There are many, and I expect both Natasha Schüll and Azra Akšamija to bring some of these precedents into play. Some of us remember Stephen Mann (now Professor of Electrical and Computer Engineering at the University of Toronto) walking around MIT in the 1990s with a portable camera strapped to headgear that transmitted roving images to the web, in a sort of oversized preconfiguration of google glasses. Thinking back on that era, what is most striking is how an overarching concern with surveillance (external, a “Big Brother” syndrome), has been superseded by internalized, self-surveillance today. (For a tech-focused take on the history of wearable computing, from 1268 to 1997, see the timeline posted here.)  

Meejin Yoon’s 2001 “Defensible Dress”—inspired by the blowfish and porcupine—is an example of shifting conceptions of personal space and of wide-ranging exploration of biomimetic design at MIT, which has inspired everything from body armour for the military to Neri Oxman’s extensive “material ecology” research and uncategorizable artistic practice. Tod Machover’s Opera of the Future group has created wearable electronic devices to enhance musical performance for some time. The “Seamless:  Computational Couture” fashion shows curated annually for several years by Media Lab grad students and the Boston Museum of Science are one manifestation of an ongoing interest among emerging designers and researchers in smart textiles and technologically-enhanced fashion design. Some of this work will be represented in demos and videos that will be presented in between sessions at the “Being Material” conference.  

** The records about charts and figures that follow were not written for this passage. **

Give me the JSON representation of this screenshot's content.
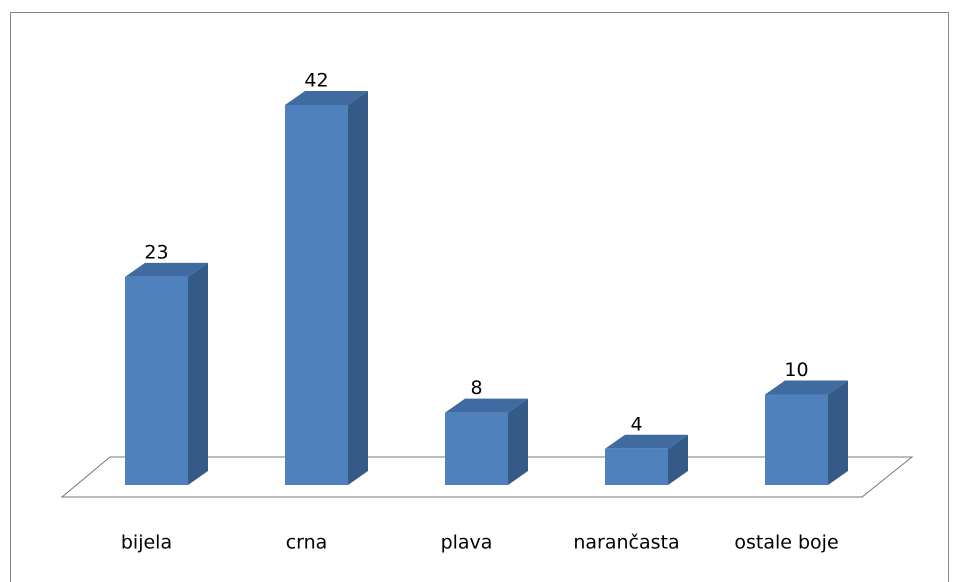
{
  "chart_data": {
    "type": "bar3d",
    "categories": [
      "bijela",
      "crna",
      "plava",
      "narančasta",
      "ostale boje"
    ],
    "values": [
      23,
      42,
      8,
      4,
      10
    ],
    "color": "#4f81bd"
  }
}
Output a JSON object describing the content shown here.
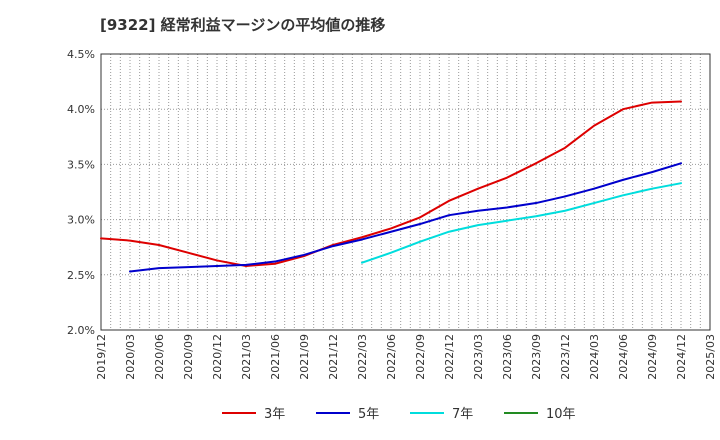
{
  "chart_data": {
    "type": "line",
    "title": "[9322]  経常利益マージンの平均値の推移",
    "xlabel": "",
    "ylabel": "",
    "x_ticks": [
      "2019/12",
      "2020/03",
      "2020/06",
      "2020/09",
      "2020/12",
      "2021/03",
      "2021/06",
      "2021/09",
      "2021/12",
      "2022/03",
      "2022/06",
      "2022/09",
      "2022/12",
      "2023/03",
      "2023/06",
      "2023/09",
      "2023/12",
      "2024/03",
      "2024/06",
      "2024/09",
      "2024/12",
      "2025/03"
    ],
    "y_ticks": [
      "2.0%",
      "2.5%",
      "3.0%",
      "3.5%",
      "4.0%",
      "4.5%"
    ],
    "ylim": [
      2.0,
      4.5
    ],
    "grid": true,
    "legend_position": "bottom",
    "series": [
      {
        "name": "3年",
        "color": "#dd0000",
        "x": [
          "2019/12",
          "2020/03",
          "2020/06",
          "2020/09",
          "2020/12",
          "2021/03",
          "2021/06",
          "2021/09",
          "2021/12",
          "2022/03",
          "2022/06",
          "2022/09",
          "2022/12",
          "2023/03",
          "2023/06",
          "2023/09",
          "2023/12",
          "2024/03",
          "2024/06",
          "2024/09",
          "2024/12"
        ],
        "values": [
          2.83,
          2.81,
          2.77,
          2.7,
          2.63,
          2.58,
          2.6,
          2.67,
          2.77,
          2.84,
          2.92,
          3.02,
          3.17,
          3.28,
          3.38,
          3.51,
          3.65,
          3.85,
          4.0,
          4.06,
          4.07
        ]
      },
      {
        "name": "5年",
        "color": "#0000cc",
        "x": [
          "2020/03",
          "2020/06",
          "2020/09",
          "2020/12",
          "2021/03",
          "2021/06",
          "2021/09",
          "2021/12",
          "2022/03",
          "2022/06",
          "2022/09",
          "2022/12",
          "2023/03",
          "2023/06",
          "2023/09",
          "2023/12",
          "2024/03",
          "2024/06",
          "2024/09",
          "2024/12"
        ],
        "values": [
          2.53,
          2.56,
          2.57,
          2.58,
          2.59,
          2.62,
          2.68,
          2.76,
          2.82,
          2.89,
          2.96,
          3.04,
          3.08,
          3.11,
          3.15,
          3.21,
          3.28,
          3.36,
          3.43,
          3.51
        ]
      },
      {
        "name": "7年",
        "color": "#00dddd",
        "x": [
          "2022/03",
          "2022/06",
          "2022/09",
          "2022/12",
          "2023/03",
          "2023/06",
          "2023/09",
          "2023/12",
          "2024/03",
          "2024/06",
          "2024/09",
          "2024/12"
        ],
        "values": [
          2.61,
          2.7,
          2.8,
          2.89,
          2.95,
          2.99,
          3.03,
          3.08,
          3.15,
          3.22,
          3.28,
          3.33
        ]
      },
      {
        "name": "10年",
        "color": "#228b22",
        "x": [],
        "values": []
      }
    ]
  }
}
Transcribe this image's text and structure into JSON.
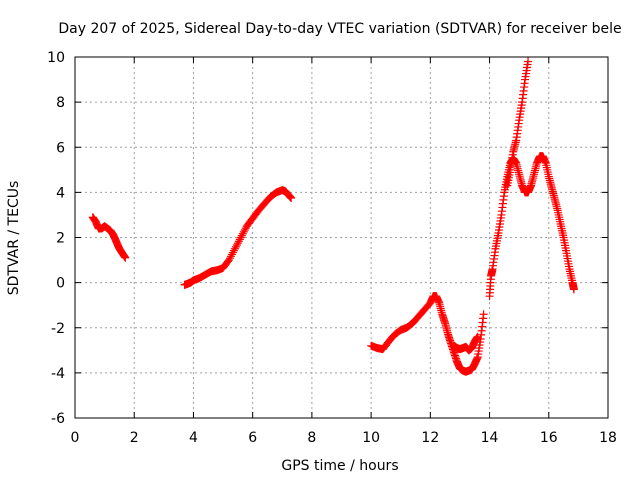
{
  "chart_data": {
    "type": "scatter",
    "title": "Day 207 of 2025, Sidereal Day-to-day VTEC variation (SDTVAR) for receiver bele",
    "xlabel": "GPS time / hours",
    "ylabel": "SDTVAR / TECUs",
    "xlim": [
      0,
      18
    ],
    "ylim": [
      -6,
      10
    ],
    "xticks": [
      0,
      2,
      4,
      6,
      8,
      10,
      12,
      14,
      16,
      18
    ],
    "yticks": [
      -6,
      -4,
      -2,
      0,
      2,
      4,
      6,
      8,
      10
    ],
    "grid": true,
    "legend": "none",
    "colors": {
      "series": "#ff0000",
      "grid": "#a0a0a0",
      "axes": "#000000"
    },
    "series": [
      {
        "name": "SDTVAR",
        "marker": "plus",
        "segments": [
          [
            [
              0.6,
              2.9
            ],
            [
              0.7,
              2.7
            ],
            [
              0.8,
              2.4
            ],
            [
              0.9,
              2.4
            ],
            [
              1.0,
              2.5
            ],
            [
              1.1,
              2.4
            ],
            [
              1.2,
              2.3
            ],
            [
              1.3,
              2.1
            ],
            [
              1.4,
              1.8
            ],
            [
              1.5,
              1.5
            ],
            [
              1.6,
              1.3
            ],
            [
              1.7,
              1.1
            ]
          ],
          [
            [
              3.7,
              -0.1
            ],
            [
              3.8,
              -0.05
            ],
            [
              3.9,
              0.0
            ],
            [
              4.0,
              0.1
            ],
            [
              4.2,
              0.2
            ],
            [
              4.4,
              0.35
            ],
            [
              4.6,
              0.5
            ],
            [
              4.8,
              0.55
            ],
            [
              5.0,
              0.65
            ],
            [
              5.2,
              1.0
            ],
            [
              5.4,
              1.5
            ],
            [
              5.6,
              2.0
            ],
            [
              5.8,
              2.5
            ],
            [
              6.0,
              2.85
            ],
            [
              6.2,
              3.2
            ],
            [
              6.4,
              3.5
            ],
            [
              6.6,
              3.8
            ],
            [
              6.8,
              4.0
            ],
            [
              7.0,
              4.1
            ],
            [
              7.1,
              4.05
            ],
            [
              7.2,
              3.9
            ],
            [
              7.3,
              3.75
            ]
          ],
          [
            [
              10.0,
              -2.8
            ],
            [
              10.2,
              -2.9
            ],
            [
              10.4,
              -2.95
            ],
            [
              10.6,
              -2.6
            ],
            [
              10.8,
              -2.3
            ],
            [
              11.0,
              -2.1
            ],
            [
              11.2,
              -2.0
            ],
            [
              11.4,
              -1.8
            ],
            [
              11.6,
              -1.5
            ],
            [
              11.8,
              -1.2
            ],
            [
              12.0,
              -0.9
            ],
            [
              12.1,
              -0.6
            ],
            [
              12.2,
              -0.6
            ],
            [
              12.3,
              -0.9
            ],
            [
              12.4,
              -1.4
            ],
            [
              12.5,
              -1.8
            ],
            [
              12.6,
              -2.3
            ],
            [
              12.7,
              -2.7
            ],
            [
              12.8,
              -3.1
            ],
            [
              12.9,
              -3.5
            ],
            [
              13.0,
              -3.8
            ],
            [
              13.1,
              -3.9
            ],
            [
              13.2,
              -3.95
            ],
            [
              13.3,
              -3.9
            ],
            [
              13.4,
              -3.85
            ],
            [
              13.5,
              -3.6
            ],
            [
              13.6,
              -3.3
            ],
            [
              13.7,
              -2.5
            ],
            [
              13.8,
              -1.4
            ]
          ],
          [
            [
              12.8,
              -2.8
            ],
            [
              12.9,
              -2.9
            ],
            [
              13.0,
              -2.95
            ],
            [
              13.1,
              -2.9
            ],
            [
              13.2,
              -2.85
            ],
            [
              13.3,
              -3.0
            ],
            [
              13.4,
              -2.9
            ],
            [
              13.5,
              -2.6
            ],
            [
              13.6,
              -2.4
            ]
          ],
          [
            [
              14.0,
              -0.6
            ],
            [
              14.05,
              0.3
            ],
            [
              14.1,
              0.6
            ],
            [
              14.2,
              1.5
            ],
            [
              14.3,
              2.2
            ],
            [
              14.4,
              3.0
            ],
            [
              14.5,
              4.0
            ],
            [
              14.6,
              4.7
            ],
            [
              14.7,
              5.3
            ],
            [
              14.8,
              5.5
            ],
            [
              14.9,
              5.3
            ],
            [
              15.0,
              4.8
            ],
            [
              15.1,
              4.3
            ],
            [
              15.2,
              4.0
            ],
            [
              15.3,
              4.0
            ],
            [
              15.4,
              4.3
            ],
            [
              15.5,
              4.8
            ],
            [
              15.6,
              5.3
            ],
            [
              15.7,
              5.6
            ],
            [
              15.8,
              5.6
            ],
            [
              15.9,
              5.3
            ],
            [
              16.0,
              4.7
            ],
            [
              16.1,
              4.2
            ],
            [
              16.2,
              3.7
            ],
            [
              16.3,
              3.2
            ],
            [
              16.4,
              2.6
            ],
            [
              16.5,
              2.0
            ],
            [
              16.6,
              1.3
            ],
            [
              16.7,
              0.6
            ],
            [
              16.8,
              0.0
            ],
            [
              16.85,
              -0.3
            ]
          ],
          [
            [
              14.6,
              4.3
            ],
            [
              14.7,
              5.0
            ],
            [
              14.8,
              5.8
            ],
            [
              14.9,
              6.3
            ],
            [
              15.0,
              7.2
            ],
            [
              15.1,
              8.0
            ],
            [
              15.2,
              9.0
            ],
            [
              15.3,
              9.8
            ]
          ]
        ]
      }
    ]
  }
}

What would be one satisfying outcome of the symposium for you personally?

We have made an effort in this symposium to include multiple kinds of presentations and formats; in addition to formal talks, we have incorporated video, dialogues, demos and musical performances. We have chosen session titles that permit an expansive approach to the topics but also create a perimeter that will help make sense of them when addressed from different perspectives. We have tried to stimulate interaction among panelists in advance in a way that will make their contributions more intelligible and valuable for all attendees and audiences. I’m curious to see how these various modes of expression play out, and I hope that we can offer a little surprise, some provocation and lot of inspiration for creative work and research in future.